La confesión permitió a los equipos de búsqueda compuestos por fuerzas de seguridad, bomberos, policías rurales y vecinos dar con el cuerpo de Angelina durante la mañana del lunes. Estaba semi enterrado, al costado de un árbol, en un tramo de difícil acceso.

Según fuentes de la investigación, Ochoa habría trasladado a Angelina en moto el sábado entre las 19 y 20 horas, para mantener una charla en ese lugar aislado. En medio de una discusión, presuntamente motivada por cuestiones sentimentales, la habría asesinado mediante estrangulamiento mecánico.
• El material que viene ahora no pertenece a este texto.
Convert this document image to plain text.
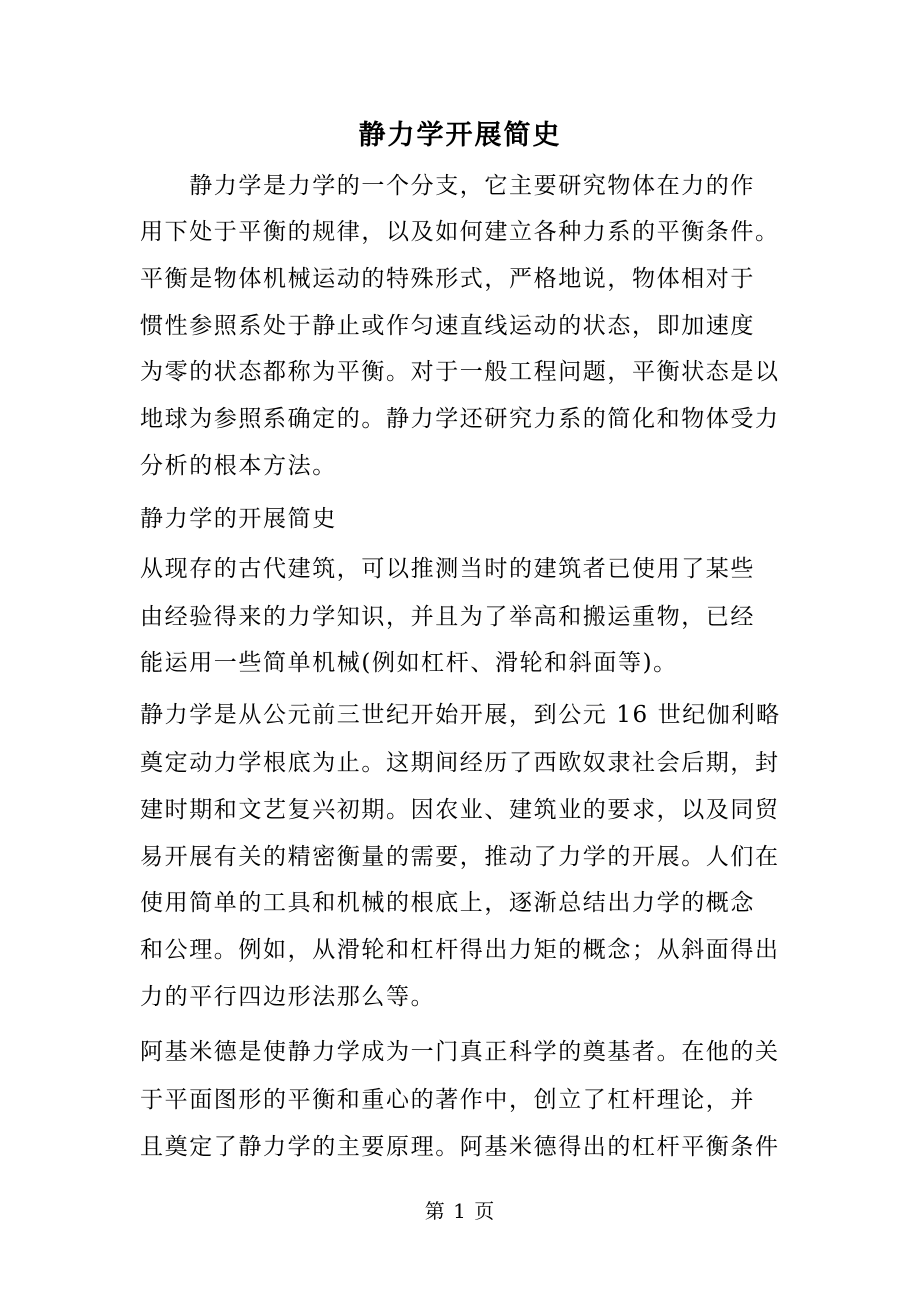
静力学开展简史
　　静力学是力学的一个分支，它主要研究物体在力的作
用下处于平衡的规律，以及如何建立各种力系的平衡条件。
平衡是物体机械运动的特殊形式，严格地说，物体相对于
惯性参照系处于静止或作匀速直线运动的状态，即加速度
为零的状态都称为平衡。对于一般工程问题，平衡状态是以
地球为参照系确定的。静力学还研究力系的简化和物体受力
分析的根本方法。
静力学的开展简史
从现存的古代建筑，可以推测当时的建筑者已使用了某些
由经验得来的力学知识，并且为了举高和搬运重物，已经
能运用一些简单机械(例如杠杆、滑轮和斜面等)。
静力学是从公元前三世纪开始开展，到公元 16 世纪伽利略
奠定动力学根底为止。这期间经历了西欧奴隶社会后期，封
建时期和文艺复兴初期。因农业、建筑业的要求，以及同贸
易开展有关的精密衡量的需要，推动了力学的开展。人们在
使用简单的工具和机械的根底上，逐渐总结出力学的概念
和公理。例如，从滑轮和杠杆得出力矩的概念；从斜面得出
力的平行四边形法那么等。
阿基米德是使静力学成为一门真正科学的奠基者。在他的关
于平面图形的平衡和重心的著作中，创立了杠杆理论，并
且奠定了静力学的主要原理。阿基米德得出的杠杆平衡条件
第 1 页
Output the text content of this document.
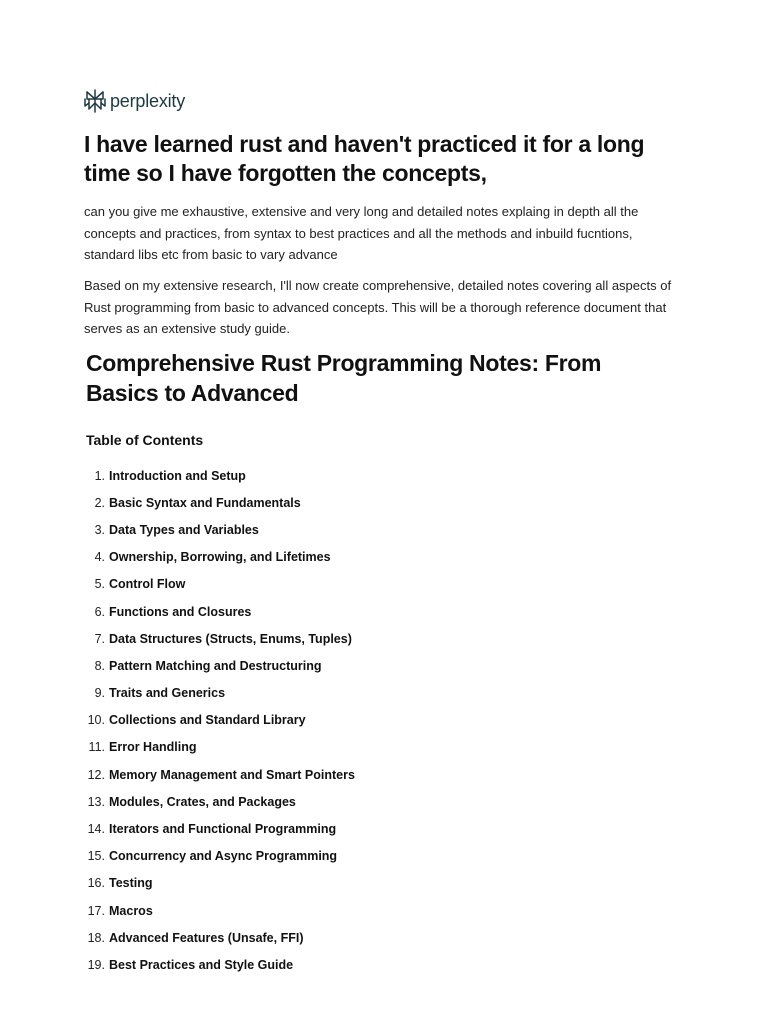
perplexity
I have learned rust and haven't practiced it for a long time so I have forgotten the concepts,

can you give me exhaustive, extensive and very long and detailed notes explaing in depth all the concepts and practices, from syntax to best practices and all the methods and inbuild fucntions, standard libs etc from basic to vary advance

Based on my extensive research, I'll now create comprehensive, detailed notes covering all aspects of Rust programming from basic to advanced concepts. This will be a thorough reference document that serves as an extensive study guide.

Comprehensive Rust Programming Notes: From Basics to Advanced
Table of Contents
1. Introduction and Setup
2. Basic Syntax and Fundamentals
3. Data Types and Variables
4. Ownership, Borrowing, and Lifetimes
5. Control Flow
6. Functions and Closures
7. Data Structures (Structs, Enums, Tuples)
8. Pattern Matching and Destructuring
9. Traits and Generics
10. Collections and Standard Library
11. Error Handling
12. Memory Management and Smart Pointers
13. Modules, Crates, and Packages
14. Iterators and Functional Programming
15. Concurrency and Async Programming
16. Testing
17. Macros
18. Advanced Features (Unsafe, FFI)
19. Best Practices and Style Guide
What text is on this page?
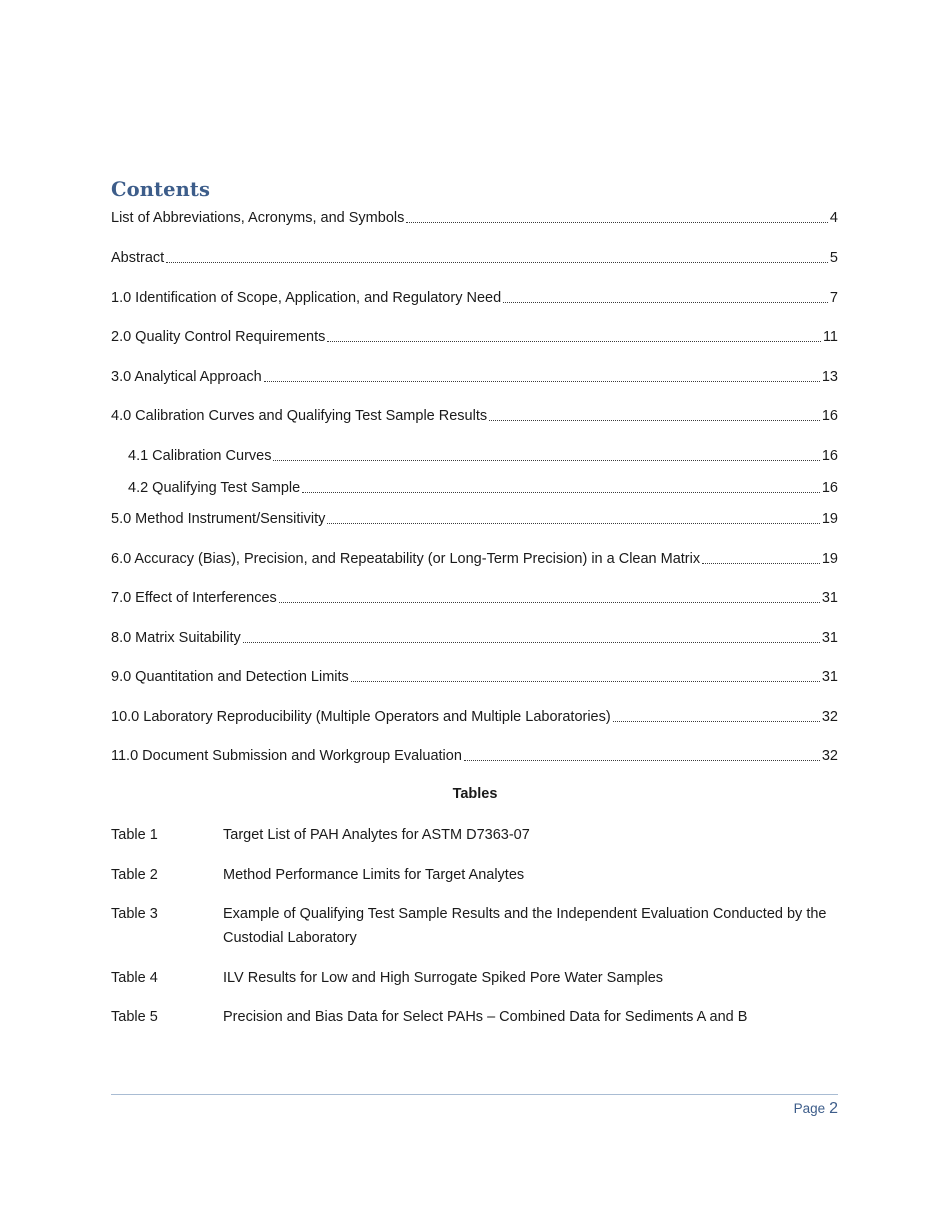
Contents
List of Abbreviations, Acronyms, and Symbols	4
Abstract	5
1.0 Identification of Scope, Application, and Regulatory Need	7
2.0 Quality Control Requirements	11
3.0 Analytical Approach	13
4.0 Calibration Curves and Qualifying Test Sample Results	16
4.1 Calibration Curves	16
4.2 Qualifying Test Sample	16
5.0 Method Instrument/Sensitivity	19
6.0 Accuracy (Bias), Precision, and Repeatability (or Long-Term Precision) in a Clean Matrix	19
7.0 Effect of Interferences	31
8.0 Matrix Suitability	31
9.0 Quantitation and Detection Limits	31
10.0 Laboratory Reproducibility (Multiple Operators and Multiple Laboratories)	32
11.0 Document Submission and Workgroup Evaluation	32
Tables
Table 1	Target List of PAH Analytes for ASTM D7363-07
Table 2	Method Performance Limits for Target Analytes
Table 3	Example of Qualifying Test Sample Results and the Independent Evaluation Conducted by the Custodial Laboratory
Table 4	ILV Results for Low and High Surrogate Spiked Pore Water Samples
Table 5	Precision and Bias Data for Select PAHs – Combined Data for Sediments A and B
Page 2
Luego, regresó solo a su domicilio, dejando a la joven sin vida en el sitio.

La autopsia se realizará durante la jornada del martes y será clave para confirmar la mecánica del crimen.

Mientras tanto, Ochoa permanece en una celda del Servicio Penitenciario de Gorriti. En las próximas horas se le notificará oficialmente la causa de imputación y deberá designar abogado defensor.